La DST déjoue des actions terroristes

L’affaire des sept présumés salafistes, arrêtés le 18 mars à Mohammedia, est désormais devant le juge d’instruction à la Cour d’appel de Rabat. Soupçonnés de faire partie de la nébuleuse terroriste, ils devront s’expliquer sur plus d’un point.

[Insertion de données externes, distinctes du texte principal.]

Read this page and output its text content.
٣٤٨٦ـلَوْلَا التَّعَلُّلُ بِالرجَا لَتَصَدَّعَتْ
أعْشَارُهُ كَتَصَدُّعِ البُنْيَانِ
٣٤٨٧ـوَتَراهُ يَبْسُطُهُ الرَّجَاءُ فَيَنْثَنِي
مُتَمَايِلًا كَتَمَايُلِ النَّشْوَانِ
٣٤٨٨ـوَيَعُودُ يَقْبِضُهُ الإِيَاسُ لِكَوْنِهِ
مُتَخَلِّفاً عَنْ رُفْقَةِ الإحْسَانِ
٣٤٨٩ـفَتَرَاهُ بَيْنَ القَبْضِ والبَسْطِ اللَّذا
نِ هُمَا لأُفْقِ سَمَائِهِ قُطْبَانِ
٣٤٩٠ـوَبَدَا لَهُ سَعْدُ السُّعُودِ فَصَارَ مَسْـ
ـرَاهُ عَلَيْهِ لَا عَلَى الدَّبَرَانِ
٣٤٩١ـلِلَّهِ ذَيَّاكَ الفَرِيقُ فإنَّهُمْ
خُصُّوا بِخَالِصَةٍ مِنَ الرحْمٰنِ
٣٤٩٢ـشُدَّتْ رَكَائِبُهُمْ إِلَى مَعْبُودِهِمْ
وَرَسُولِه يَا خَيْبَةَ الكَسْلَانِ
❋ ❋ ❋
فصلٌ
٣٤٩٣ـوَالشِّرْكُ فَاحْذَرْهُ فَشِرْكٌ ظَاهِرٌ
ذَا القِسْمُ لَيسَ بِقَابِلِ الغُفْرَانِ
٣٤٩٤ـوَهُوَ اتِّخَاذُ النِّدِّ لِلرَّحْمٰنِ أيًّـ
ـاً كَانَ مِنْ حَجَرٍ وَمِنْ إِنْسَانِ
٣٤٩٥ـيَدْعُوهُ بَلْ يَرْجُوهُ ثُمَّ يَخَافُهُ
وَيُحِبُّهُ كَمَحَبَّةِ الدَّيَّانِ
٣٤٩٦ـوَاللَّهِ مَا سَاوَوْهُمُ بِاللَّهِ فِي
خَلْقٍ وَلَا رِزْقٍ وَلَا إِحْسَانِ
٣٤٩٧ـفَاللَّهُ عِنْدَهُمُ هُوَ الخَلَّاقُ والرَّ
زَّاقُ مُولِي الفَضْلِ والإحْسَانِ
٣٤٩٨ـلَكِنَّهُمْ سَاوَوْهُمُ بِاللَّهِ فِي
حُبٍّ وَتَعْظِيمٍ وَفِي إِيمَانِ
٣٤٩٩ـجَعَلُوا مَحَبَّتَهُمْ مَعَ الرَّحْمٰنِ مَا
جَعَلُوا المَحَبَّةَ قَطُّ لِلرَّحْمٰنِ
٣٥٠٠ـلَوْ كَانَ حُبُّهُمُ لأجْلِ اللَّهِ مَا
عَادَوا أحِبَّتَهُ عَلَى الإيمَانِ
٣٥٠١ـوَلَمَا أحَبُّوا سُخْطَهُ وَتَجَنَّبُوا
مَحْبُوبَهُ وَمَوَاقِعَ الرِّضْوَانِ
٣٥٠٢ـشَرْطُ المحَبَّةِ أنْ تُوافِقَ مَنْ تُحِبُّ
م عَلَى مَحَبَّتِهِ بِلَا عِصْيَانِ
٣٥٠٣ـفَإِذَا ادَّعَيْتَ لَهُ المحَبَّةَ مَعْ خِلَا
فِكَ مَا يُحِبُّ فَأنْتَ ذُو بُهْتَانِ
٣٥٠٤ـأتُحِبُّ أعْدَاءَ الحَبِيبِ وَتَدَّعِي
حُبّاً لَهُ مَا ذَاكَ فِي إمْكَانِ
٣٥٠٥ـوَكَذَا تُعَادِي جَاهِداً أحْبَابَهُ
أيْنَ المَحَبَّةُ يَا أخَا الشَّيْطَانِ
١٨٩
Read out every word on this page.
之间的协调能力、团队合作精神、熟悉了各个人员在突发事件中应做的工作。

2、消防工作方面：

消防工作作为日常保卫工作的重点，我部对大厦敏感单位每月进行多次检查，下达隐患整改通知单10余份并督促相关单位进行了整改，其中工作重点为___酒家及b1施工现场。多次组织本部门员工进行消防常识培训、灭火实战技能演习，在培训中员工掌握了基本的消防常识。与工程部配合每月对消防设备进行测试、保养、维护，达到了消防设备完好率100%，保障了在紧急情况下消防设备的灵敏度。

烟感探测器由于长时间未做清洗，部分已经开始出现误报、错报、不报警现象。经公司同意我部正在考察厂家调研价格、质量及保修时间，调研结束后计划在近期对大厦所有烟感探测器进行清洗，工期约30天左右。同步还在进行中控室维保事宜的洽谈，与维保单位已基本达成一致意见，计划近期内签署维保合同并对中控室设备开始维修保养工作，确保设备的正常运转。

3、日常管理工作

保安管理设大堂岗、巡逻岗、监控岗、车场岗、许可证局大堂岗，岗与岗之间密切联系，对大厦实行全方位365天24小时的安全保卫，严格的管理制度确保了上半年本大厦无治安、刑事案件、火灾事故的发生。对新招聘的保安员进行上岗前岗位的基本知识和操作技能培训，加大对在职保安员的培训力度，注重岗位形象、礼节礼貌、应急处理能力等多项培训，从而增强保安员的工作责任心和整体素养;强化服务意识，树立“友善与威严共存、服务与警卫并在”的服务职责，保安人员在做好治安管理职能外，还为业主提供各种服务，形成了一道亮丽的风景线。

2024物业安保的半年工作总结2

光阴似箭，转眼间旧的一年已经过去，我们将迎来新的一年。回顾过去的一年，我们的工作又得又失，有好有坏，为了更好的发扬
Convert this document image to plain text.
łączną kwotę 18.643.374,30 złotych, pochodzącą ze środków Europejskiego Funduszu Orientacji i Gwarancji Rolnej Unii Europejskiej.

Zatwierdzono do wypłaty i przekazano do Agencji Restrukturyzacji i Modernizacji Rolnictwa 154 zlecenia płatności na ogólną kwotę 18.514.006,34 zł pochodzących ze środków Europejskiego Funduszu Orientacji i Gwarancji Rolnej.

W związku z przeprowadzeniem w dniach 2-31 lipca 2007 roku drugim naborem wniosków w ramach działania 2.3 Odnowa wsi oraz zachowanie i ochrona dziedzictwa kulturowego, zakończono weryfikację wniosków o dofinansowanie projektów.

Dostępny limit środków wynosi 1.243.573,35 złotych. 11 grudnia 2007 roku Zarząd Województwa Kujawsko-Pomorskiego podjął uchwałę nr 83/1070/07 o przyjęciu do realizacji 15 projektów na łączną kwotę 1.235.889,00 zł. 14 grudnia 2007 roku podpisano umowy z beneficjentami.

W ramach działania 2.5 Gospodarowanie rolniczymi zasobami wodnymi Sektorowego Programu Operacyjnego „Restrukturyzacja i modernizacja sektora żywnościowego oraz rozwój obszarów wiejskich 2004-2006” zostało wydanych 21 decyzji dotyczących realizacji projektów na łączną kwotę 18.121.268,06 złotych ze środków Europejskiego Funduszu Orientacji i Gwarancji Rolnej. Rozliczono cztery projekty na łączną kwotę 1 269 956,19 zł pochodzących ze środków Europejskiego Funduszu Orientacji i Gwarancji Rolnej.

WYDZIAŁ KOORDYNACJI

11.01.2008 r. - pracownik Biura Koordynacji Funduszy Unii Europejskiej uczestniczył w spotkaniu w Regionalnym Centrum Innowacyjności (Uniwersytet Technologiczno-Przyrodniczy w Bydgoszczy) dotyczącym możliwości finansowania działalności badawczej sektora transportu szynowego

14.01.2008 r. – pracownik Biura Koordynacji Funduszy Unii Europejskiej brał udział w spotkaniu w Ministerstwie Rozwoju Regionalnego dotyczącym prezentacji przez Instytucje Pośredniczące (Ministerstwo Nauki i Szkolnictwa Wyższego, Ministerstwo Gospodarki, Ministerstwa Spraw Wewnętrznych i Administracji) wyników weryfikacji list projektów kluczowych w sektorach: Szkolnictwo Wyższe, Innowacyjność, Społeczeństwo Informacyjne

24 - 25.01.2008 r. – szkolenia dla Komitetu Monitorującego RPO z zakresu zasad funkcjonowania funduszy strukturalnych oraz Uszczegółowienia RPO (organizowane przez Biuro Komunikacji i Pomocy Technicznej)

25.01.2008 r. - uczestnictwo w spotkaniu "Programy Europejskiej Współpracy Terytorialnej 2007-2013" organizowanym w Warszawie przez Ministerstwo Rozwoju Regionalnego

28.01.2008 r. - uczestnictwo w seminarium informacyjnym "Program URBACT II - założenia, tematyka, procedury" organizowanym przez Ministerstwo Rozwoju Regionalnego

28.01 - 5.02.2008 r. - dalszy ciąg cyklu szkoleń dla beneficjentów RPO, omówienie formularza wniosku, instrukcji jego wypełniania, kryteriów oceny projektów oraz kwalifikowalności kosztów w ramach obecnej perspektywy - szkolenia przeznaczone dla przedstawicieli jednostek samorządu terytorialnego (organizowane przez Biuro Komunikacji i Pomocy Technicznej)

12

Leur arrestation est intervenue suite à des informations communiquées par la Direction de surveillance du territoire (DST) à la Brigade nationale de police judiciaire (BNPJ). Cette dernière est intervenue la semaine dernière, coupant court à bien des menaces que représentaient ces membres. Cette nouvelle arrestation entre dans le cadre de la lutte anti-terroriste que mène le Maroc bien avant  le 16 mai, mais qui a été renforcée depuis. Elle survient après plusieurs mois d’accalmie, mais signifie clairement que face à la menace terroriste, aucun effort n’est ménagé. La vigilance reste de mise. Au risque même de surdimensionner l’ampleur réelle des faits. A commencer par les raisons même de cette arrestation.  Les supputations n’ont pas manqué à cet égard, mais restent à nuancer. Des sources aussi diverses que plus au moins au fait des tenants et aboutissants de cette arrestation voyaient d’emblée en les personnes arrêtées une cellule salafiste qui aurait été en pleins préparatifs pour procéder à une série d’attentats dans la ville de Mohammedia. Principales cibles : des établissements hôteliers, des restaurants et un centre commercial. Mais d’après une source policière officielle, qui a requis l’anonymat, rien de tel n’était envisagé. Du moins pas  encore confirmé. « Tout ce qu’il y avait comme éléments au moment de l’arrestation, c’est que lesdits membres cherchaient à se renseigner, via Internet, sur les moyens et techniques de faire exploser des bombes».
L’information selon laquelle certains parmi ces membres auraient déjà fait l’objet d’arrestations est également démentie. La rumeur sur d’autres recherches, menées par la police, et sur la base d’aveux obtenus lors des interrogatoires d’autres membres de cette cellule, est rejetée. Egalement infirmée, la tentative menée en 2003 par les membres de cette présumée cellule de  commettre un attentat à Mohammedia à l’aide d’un téléphone portable et qui aurait été abandonné à la dernière minute.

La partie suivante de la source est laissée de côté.